Comment libérer la terre de ses propriétaires légaux, assurer son transfert aux colons et fonder un nouveau droit de propriété ? L’auteur décrit avec précision tout l’appareil administratif et législatif mis en place pour ‘légaliser’ le séquestre c’est à dire la confiscation pure et simple des terres appartenant aux populations rurales par l’Etat qui les redistribue ensuite gratuitement ou à vil prix aux colons. Autre aspect souvent méconnu et peu abordé par les historiens c’est tout le mécanisme de la fiscalité mis en place par le colonisateur. Rappelons que les colons ne payent pas d’impôts alors que les algériens payent « l’impôt arabe » jusqu’en 1918 – véritable impôt ethnique » ainsi que d’innombrables taxes sur le cheptel ovin et bovin et d’amendes en tout genre. La fiscalité payée par les algériens finance ainsi les ‘charges’ de l’administration coloniale (police, armée etc.…)
Séquestres, spoliations, impôts ethniques aboutissent inévitablement à une paupérisation massive de la population algérienne en proie à tous les arbitraires de l’administration coloniale, à toutes les injustices, bref à tout le mépris des ‘vainqueurs’ (n’oublions pas que le code de l’indigénat est en vigueur). Dans un contexte de rapine sans frein et de racisme nu, émerge un parti colonial de plus en plus rapace et arrogant soutenu dans toutes ses exigences tant par l’administration locale que par les dirigeants politiques de la métropole.
Le désordre Colonial clôt son horizon temporel aux premières années du XXème siècle. Durant plus de trois quart de siècle, du début du règne de Louis Philippe à la IIIème république, on notera une continuité – sous des formes différentes mais toutes aussi barbares et injustes les unes que les autres – dans la volonté du colonisateur de briser, de spolier, d’anéantir tout un peuple au profit d’un peuplement de colons. Concernant la continuité de cette politique coloniale nous formulerons une remarque bien mineure au regard de la richesse de l’analyse et du travail historique produit dans ce livre. Tout d’abord, le lecteur serait curieux de connaître le point de vue des hommes politiques français au cours de révolution de 1848 et le point de vue de ceux de la brève IIème République.

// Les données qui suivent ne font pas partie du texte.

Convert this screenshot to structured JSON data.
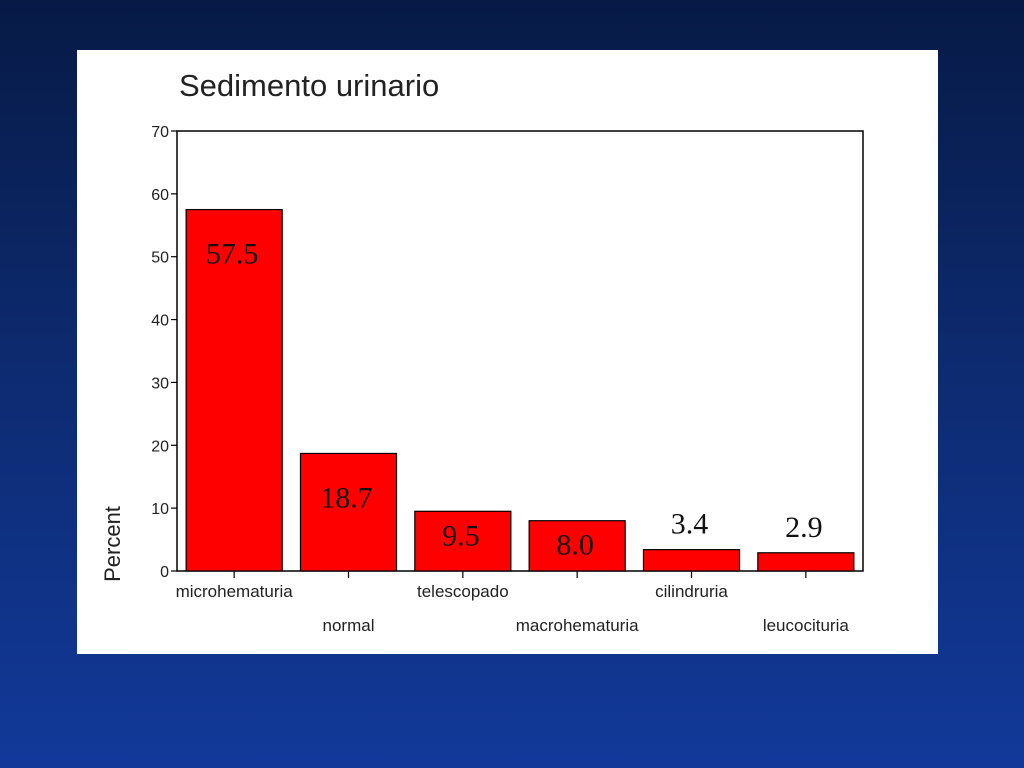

De même il aurait été intéressant de nommer les hommes politiques de la IIIème République lesquels pour la plupart, nous le savons étaient de farouches partisans et soutiens au parti colonialiste et promoteurs de la « mission civilisatrice »
Cela mis à part, Le désordre Colonial demeure un remarquable travail d’histoire sur cette période et apporte un démenti cinglant et imparable à ceux qui en France encore aujourd’hui considèrent que « la présence française en Afrique du Nord a eu des aspects positifs ». Le regard documenté et nourri de références met cruellement en lumière la récente décision des pouvoirs publics français de fermer les archives algériennes et d’en restreindre l’accès aux chercheurs et aux historiens. Entre mauvaise conscience, amnésie et fuite devant ses responsabilités, l’Etat français semble avoir décidemment beaucoup à cacher à son opinion, maintenue dans l’ignorance des crimes commis en son nom, et au peuple algérien, spolié et martyrisé par une colonisation d’une violence inouïe.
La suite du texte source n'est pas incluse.